Tuesday, December 24, 2013

Information Politics

It reaches a situation when information has to be considered political in the manner in which it is managed. 
The effective control of information gives an organization power. It can be argued that information is kind of a medium of exchange or currency which is passed from one department to another in an organization and between organizations. Like currency, information is bound to rise or decline in value and can generate resources for IS professionals. Information is first processed as data which are mere raw facts and after the raw facts attain the state of information, it is used as knowledge which can be applied in solving various problems (Gulledge, Haszko, n.d.).    It should always be perceived that information is a political processes and failure to do so can be limiting in career for the nave IS professional. It is however important for companies, departments and even individuals to create various political structures in order to control and protect the management of information assets (Finney, 1999). The politics of information is a general perception on how information is managed, allocated and distributed as a scarce resource.  

 As a good organization politics, the Overstock.coms Chief Information Officer, would not have been too apologetic. It is important to recognize the information management as a political system serving various functions in an organization. It is not right to ignore them just the way Shawn Schwegman, the CIO of Overstick.com did and made excess admission to the mistakes which himself was not directly involved in. failure in the information systems can be caused by an array of factors beginning with the basic hardware and software for managing information resources (Paul, n.d.). Problems may even arise from any stage of the information processing and the CIO should be ready to identify where these weak points all begin.   

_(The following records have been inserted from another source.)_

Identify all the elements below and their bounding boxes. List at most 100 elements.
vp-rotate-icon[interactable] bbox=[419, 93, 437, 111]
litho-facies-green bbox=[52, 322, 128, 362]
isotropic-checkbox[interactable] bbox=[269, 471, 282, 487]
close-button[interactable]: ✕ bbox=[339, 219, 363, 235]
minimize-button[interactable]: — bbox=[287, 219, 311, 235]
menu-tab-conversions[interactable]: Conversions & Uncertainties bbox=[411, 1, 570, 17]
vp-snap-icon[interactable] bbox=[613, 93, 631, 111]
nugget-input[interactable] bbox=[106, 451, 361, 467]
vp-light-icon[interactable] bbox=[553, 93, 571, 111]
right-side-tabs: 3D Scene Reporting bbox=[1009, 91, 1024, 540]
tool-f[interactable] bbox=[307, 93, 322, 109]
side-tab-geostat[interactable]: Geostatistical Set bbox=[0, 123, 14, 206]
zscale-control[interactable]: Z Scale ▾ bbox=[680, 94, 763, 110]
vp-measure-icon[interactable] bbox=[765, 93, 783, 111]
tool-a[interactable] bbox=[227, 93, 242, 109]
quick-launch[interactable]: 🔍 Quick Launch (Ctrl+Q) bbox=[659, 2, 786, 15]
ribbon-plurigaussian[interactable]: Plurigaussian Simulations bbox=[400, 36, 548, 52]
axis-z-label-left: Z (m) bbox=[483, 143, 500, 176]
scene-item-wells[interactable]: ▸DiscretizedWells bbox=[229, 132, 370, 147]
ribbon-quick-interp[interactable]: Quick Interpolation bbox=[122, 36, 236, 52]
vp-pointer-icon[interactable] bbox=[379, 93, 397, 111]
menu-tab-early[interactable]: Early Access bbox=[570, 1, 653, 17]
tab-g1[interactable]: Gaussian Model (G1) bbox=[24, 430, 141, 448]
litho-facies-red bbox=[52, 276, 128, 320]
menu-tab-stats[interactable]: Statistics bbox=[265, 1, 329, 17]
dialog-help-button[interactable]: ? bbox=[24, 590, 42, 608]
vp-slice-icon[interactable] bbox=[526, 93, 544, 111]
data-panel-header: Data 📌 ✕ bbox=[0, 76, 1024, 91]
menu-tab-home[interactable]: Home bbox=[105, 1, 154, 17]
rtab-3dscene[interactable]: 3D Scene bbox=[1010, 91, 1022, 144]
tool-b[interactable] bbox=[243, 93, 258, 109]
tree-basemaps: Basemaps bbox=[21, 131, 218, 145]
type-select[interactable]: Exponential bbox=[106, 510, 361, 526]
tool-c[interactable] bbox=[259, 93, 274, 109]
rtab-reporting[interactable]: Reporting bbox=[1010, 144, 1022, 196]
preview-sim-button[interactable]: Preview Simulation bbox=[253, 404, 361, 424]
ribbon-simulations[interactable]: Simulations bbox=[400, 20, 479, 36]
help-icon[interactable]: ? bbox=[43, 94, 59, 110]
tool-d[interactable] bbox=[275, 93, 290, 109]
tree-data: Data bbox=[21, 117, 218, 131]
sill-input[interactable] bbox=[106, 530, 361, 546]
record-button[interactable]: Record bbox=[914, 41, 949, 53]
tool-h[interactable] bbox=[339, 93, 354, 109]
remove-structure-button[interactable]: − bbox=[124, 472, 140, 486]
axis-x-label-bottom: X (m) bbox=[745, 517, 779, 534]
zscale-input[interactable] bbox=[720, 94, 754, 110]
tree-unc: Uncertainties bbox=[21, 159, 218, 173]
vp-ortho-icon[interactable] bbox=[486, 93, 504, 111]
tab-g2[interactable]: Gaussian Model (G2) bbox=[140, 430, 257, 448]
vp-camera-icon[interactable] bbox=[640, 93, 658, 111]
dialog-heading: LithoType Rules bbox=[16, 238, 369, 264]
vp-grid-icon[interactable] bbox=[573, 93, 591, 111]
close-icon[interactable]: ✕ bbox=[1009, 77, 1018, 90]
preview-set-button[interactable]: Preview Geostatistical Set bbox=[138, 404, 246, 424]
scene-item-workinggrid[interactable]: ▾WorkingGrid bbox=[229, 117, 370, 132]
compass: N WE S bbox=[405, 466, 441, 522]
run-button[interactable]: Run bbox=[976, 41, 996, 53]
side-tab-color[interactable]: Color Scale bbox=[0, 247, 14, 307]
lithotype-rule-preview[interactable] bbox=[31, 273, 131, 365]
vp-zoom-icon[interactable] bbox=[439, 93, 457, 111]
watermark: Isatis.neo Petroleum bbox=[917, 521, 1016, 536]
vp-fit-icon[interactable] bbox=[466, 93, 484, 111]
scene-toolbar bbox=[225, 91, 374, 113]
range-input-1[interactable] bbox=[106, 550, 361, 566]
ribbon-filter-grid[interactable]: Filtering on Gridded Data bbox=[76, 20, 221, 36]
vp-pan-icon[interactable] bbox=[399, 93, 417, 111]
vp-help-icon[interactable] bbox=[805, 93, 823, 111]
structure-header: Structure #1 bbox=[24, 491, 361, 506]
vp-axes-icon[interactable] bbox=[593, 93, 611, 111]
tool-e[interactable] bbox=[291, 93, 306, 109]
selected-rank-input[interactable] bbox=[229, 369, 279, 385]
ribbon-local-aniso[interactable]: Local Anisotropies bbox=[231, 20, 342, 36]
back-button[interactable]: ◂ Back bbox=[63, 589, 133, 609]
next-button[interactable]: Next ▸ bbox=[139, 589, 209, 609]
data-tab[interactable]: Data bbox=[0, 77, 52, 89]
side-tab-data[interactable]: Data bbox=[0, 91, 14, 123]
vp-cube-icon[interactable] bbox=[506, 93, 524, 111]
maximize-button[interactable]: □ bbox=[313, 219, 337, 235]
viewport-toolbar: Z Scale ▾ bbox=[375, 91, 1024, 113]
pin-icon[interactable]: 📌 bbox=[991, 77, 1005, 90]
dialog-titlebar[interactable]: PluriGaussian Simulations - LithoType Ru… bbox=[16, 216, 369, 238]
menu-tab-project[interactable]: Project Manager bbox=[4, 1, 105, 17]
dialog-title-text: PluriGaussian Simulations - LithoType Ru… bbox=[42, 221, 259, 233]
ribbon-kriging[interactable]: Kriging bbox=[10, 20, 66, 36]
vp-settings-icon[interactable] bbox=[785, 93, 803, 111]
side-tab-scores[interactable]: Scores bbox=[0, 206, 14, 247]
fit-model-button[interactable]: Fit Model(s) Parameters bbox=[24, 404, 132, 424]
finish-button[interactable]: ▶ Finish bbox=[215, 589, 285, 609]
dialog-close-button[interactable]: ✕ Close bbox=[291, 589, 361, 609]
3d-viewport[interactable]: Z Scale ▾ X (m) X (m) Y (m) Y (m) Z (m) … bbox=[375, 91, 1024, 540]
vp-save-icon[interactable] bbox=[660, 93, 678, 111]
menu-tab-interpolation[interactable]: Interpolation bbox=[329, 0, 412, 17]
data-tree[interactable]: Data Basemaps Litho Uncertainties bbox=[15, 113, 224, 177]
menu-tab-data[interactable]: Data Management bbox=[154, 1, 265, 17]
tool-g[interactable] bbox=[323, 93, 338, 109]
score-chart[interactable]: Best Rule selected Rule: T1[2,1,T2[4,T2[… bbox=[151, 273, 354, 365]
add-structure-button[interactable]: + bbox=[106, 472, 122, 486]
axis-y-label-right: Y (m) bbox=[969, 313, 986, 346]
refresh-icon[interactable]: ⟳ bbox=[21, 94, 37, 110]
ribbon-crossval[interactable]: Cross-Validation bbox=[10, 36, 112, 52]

The analysis of these loose points should help in blaming appropriately on the cause of system failures. The problems of Overstocks failure are all related to updates which Shawn considers to be caused by himself since there was a failure to architect a system able to handle real-time updates appropriately. The interactions of Vcommerce database and the Oracle database are said to be horribly architected and the system handling inventory updates, images, orders, status changes and data are written to very small files that are sent to and fro between different systems. It is the sending mechanism which Shawn blames to assume that the received file was actually processed (Schuman, 2005). This problem, Shawn puts the blame on himself and he admits that he is the one behind Overstock.coms failure.

The CIO, embarrassed on what happens to the Overstock.com, sends an open note to main business partners taking to himself all the blames on the failure of a number of technology failures at Overstock.com.    Prior to making such a decision to humbly be sorry for a mistake himself did not commit, Shawn would have taken sometime to study the political structures of information systems. It is however not time to say I wish I knew, it is time to correct the mistakes which Shawn did and what any CIO might be exposed in during the process of automating the roles as a CIO. The learning of the political information structures will by far avoid the blunders which arise in the management of information system. Russ (1999) identifies different forms of these political information structures which exist in different organization. After learning which structure exists in a given organization, one can execute functions as per the stipulated codes.    Perhaps the most common paradigm of political information structure in organization is the technocratic utopianism where there is a heavy concentration on data categorization and information modeling. The political structure focuses on giving value to the utilization of the emerging hardware and also attempts to address the whole information inventory of an organization. In technocratic utopianism, the IS department considers itself to be the owner of data and no one else has control over it.

Mr. Shawn might have to choose this system in order to have enough control over the information processing.    Anarchy is another structure where everyone has to fend for his or her own self and there is a very high usage of individual PCs. In anarchy, there is a limited data sharing capacity which makes information to be restricted on one department or individual and employees consider their stash of data as something like a personal asset which should not be shared with anyone. Anarchy structure shares some similarity to the feudalism type where information is restricted to a department although it can be shared and controlled within a department. The only information which is regarded as unique can be broadcast outside the department otherwise information is kept with utmost strictness. 

The other characteristic of feudalism is that the data vocabulary is often unique. The two systems, anarchy and feudalism may not compare with monarchy in the strictness (CIO.com, n.d.). In monarchy, the rules for management of information are only dictated by a single executive and the control of information is tightly centralized. Federalism underscores the need for information sharing to be through negotiation which might not work so well with the modern role of CIO.    Basically, a competent CIO should have a keen eye to determine the environment he is working in so that to establish the working criteria in managing the information system of an organization and avoid failures.